Soon after Congress reconvenes, it will take up legislation that lawmakers feel will give the Bells much of the freedom that the companies say they need to be competitive.

One House bill, sponsored by Reps. Jack Brooks, D-Texas, and John Dingell, D-Mich., would phase out restrictions on manufacturing and long-distance operations. It also would allow the Bells to create information for transmission on their wires, giving them greater freedom in the information-service business.

Another House bill, pushed by Reps. Edward Markey, D-Mass., and Jack Fields, R-Texas, would allow the Bells to provide cable programming in their service areas.

\ THE BABY BELLS\ HERE ARE THE STATES SERVED BY EACH OF THE REGIONAL BELL COMPANIES:\ \ Ameritech: Illinois, Indiana, Michigan, Ohio and Wisconsin.

\ Bell Atlantic: Delaware, District of Columbia, Maryland, New Jersey, Pennsylvania, Virginia and West Virginia.

\ BellSouth: Alabama, Florida, Georgia, Kentucky, Louisiana, Mississippi, North Carolina, South Carolina and Tennessee.

\ NYNEX: Connecticut, Maine, Massachusetts, New Hampshire, New York, Rhode Island and Vermont.

\ Pacific Telesis: California and Nevada.

\ Southwestern Bell: Arkansas, Kansas, Missouri, Oklahoma and Texas.

\ US West: Arizona, Colorado, Idaho, Iowa, Minnesota, Montana, Nebraska, New Mexico, North Dakota, Oregon, South Dakota, Utah, Washington and Wyoming.

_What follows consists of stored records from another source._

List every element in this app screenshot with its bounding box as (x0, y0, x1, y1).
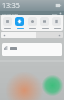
button[interactable]: Flashlight (40, 17, 49, 26)
staticText: NO SIM CARD (2, 12, 19, 15)
staticText: 13:35 (2, 1, 20, 11)
button[interactable]: Auto-rotate (52, 17, 61, 26)
button[interactable]: Do not disturb (28, 17, 37, 26)
button[interactable]: Bluetooth (15, 17, 24, 26)
button[interactable] (2, 43, 62, 56)
button[interactable]: Wi-Fi (3, 17, 12, 26)
button[interactable]: Brightness (1, 32, 63, 38)
staticText: EDIT (52, 12, 58, 15)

\ THE BELL SYSTEM: A DECADE OF CHANGE\ \ HIGHLIGHTS OF LEGAL AND CONGRESSIONAL ACTION RELATED TO THE REGIONAL BELL COMPANIES

\ 1984 - Court decree takes effect breaking up AT&T. In addition, a federal law is enacted prohibiting Bell companies from owning cable TV operations in their phone service areas.

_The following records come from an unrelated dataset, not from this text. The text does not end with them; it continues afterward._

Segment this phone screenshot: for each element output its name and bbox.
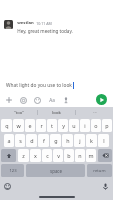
button[interactable]: Text formatting — [47, 95, 56, 104]
staticText: u — [72, 122, 76, 129]
button[interactable]: g — [50, 134, 61, 147]
staticText: o — [94, 122, 98, 129]
staticText: i — [84, 122, 86, 129]
button[interactable]: l — [98, 134, 109, 147]
button[interactable]: i — [80, 119, 90, 132]
button[interactable]: Dictation — [101, 182, 110, 191]
button[interactable]: j — [74, 134, 85, 147]
button[interactable]: h — [62, 134, 73, 147]
staticText: h — [66, 137, 70, 144]
button[interactable]: o — [91, 119, 101, 132]
button[interactable]: f — [38, 134, 49, 147]
button[interactable]: t — [47, 119, 57, 132]
button[interactable]: n — [75, 149, 85, 162]
staticText: 10:11 AM — [36, 21, 52, 26]
button[interactable]: e — [25, 119, 35, 132]
staticText: v — [57, 152, 60, 159]
button[interactable]: 123 — [1, 164, 24, 177]
button[interactable]: x — [30, 149, 41, 162]
button[interactable]: v — [53, 149, 63, 162]
button[interactable]: westlan — [0, 18, 113, 36]
button[interactable]: y — [58, 119, 68, 132]
staticText: a — [7, 137, 11, 144]
staticText: n — [78, 152, 82, 159]
staticText: y — [62, 122, 65, 129]
button[interactable]: Send — [96, 94, 107, 105]
button[interactable]: k — [86, 134, 97, 147]
button[interactable]: look — [38, 107, 75, 118]
button[interactable]: r — [36, 119, 46, 132]
staticText: k — [90, 137, 93, 144]
button[interactable]: Add attachment — [5, 96, 13, 104]
button[interactable]: a — [4, 134, 14, 147]
staticText: c — [46, 152, 49, 159]
button[interactable]: p — [102, 119, 112, 132]
button[interactable]: Backspace — [98, 149, 112, 162]
staticText: r — [40, 122, 43, 129]
staticText: Hey, great meeting today. — [17, 28, 73, 34]
staticText: g — [54, 137, 58, 144]
staticText: w — [16, 122, 21, 129]
button[interactable]: z — [18, 149, 29, 162]
button[interactable]: return — [87, 164, 112, 177]
button[interactable]: Voice message — [62, 96, 70, 104]
staticText: look — [52, 110, 61, 116]
staticText: t — [51, 122, 53, 129]
staticText: 123 — [9, 168, 17, 174]
staticText: m — [88, 152, 94, 159]
staticText: p — [105, 122, 109, 129]
button[interactable]: w — [13, 119, 24, 132]
staticText: What light do you use to look — [6, 82, 72, 89]
staticText: z — [22, 152, 25, 159]
staticText: x — [34, 152, 37, 159]
button[interactable]: d — [26, 134, 37, 147]
button[interactable]: s — [15, 134, 25, 147]
staticText: q — [5, 122, 9, 129]
staticText: return — [93, 168, 106, 174]
staticText: f — [43, 137, 45, 144]
button[interactable]: Shift — [1, 149, 16, 162]
button[interactable]: c — [42, 149, 52, 162]
staticText: s — [19, 137, 22, 144]
button[interactable]: Camera — [19, 96, 27, 104]
staticText: "too" — [14, 110, 24, 116]
staticText: westlan — [17, 20, 34, 26]
staticText: b — [67, 152, 71, 159]
button[interactable]: u — [69, 119, 79, 132]
button[interactable]: What light do you use to look — [4, 79, 109, 92]
button[interactable]: m — [86, 149, 96, 162]
button[interactable]: space — [26, 164, 85, 177]
staticText: e — [28, 122, 32, 129]
button[interactable]: "too" — [0, 107, 37, 118]
button[interactable]: Stickers — [33, 96, 41, 104]
staticText: space — [50, 168, 62, 174]
button[interactable]: q — [1, 119, 12, 132]
staticText: j — [79, 137, 81, 144]
staticText: ··· — [93, 110, 97, 116]
staticText: l — [103, 137, 105, 144]
staticText: d — [30, 137, 34, 144]
button[interactable]: Emoji keyboard — [3, 182, 12, 191]
staticText: Aa — [49, 97, 55, 103]
button[interactable]: b — [64, 149, 74, 162]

\ 1985 - First bill introduced to ease restrictions on the Bells by allowing them to manufacture telecommunications equipment and originate information to transmit on their phone lines. Bill goes nowhere.

\ 1987 - Federal court eliminates ban on Bell entry into non-telecommunications businesses.

\ 1988 - Federal court permits Bell companies to offer customers information services such as voice and electronic mail, but continues to refuse to let the Bells originate any of the information they transmit.

Legislation introduced to ease that restriction on information services and allow the Bells to manufacture equipment. Bill goes nowhere.

\ 1989-1990 - Legislation reintroduced on information services and manufacturing issues. Passes Senate but dies when Congress adjourns.

\ 1991 - Senate again passes bill allowing Bells to manufacture equipment, but House fails to act.

Federal court lifts the restrictions on information services.

\ 1992 - Federal Communications Commission adopts regulations allowing Bells to deliver video programming over their lines.

Legislation to ease restrictions on the Bells dies with congressional adjournment.

1993 - Multiple mergers and partnerships between the Bells and other companies begin to change the telecommunications corporate landscape.

Legislation introduced to: repeal 1984 law against telephone companies operating cable TV companies in their own phone service areas; open competition for local phone service; eliminate ban on Bell companies to manufacture and provide long-distance service.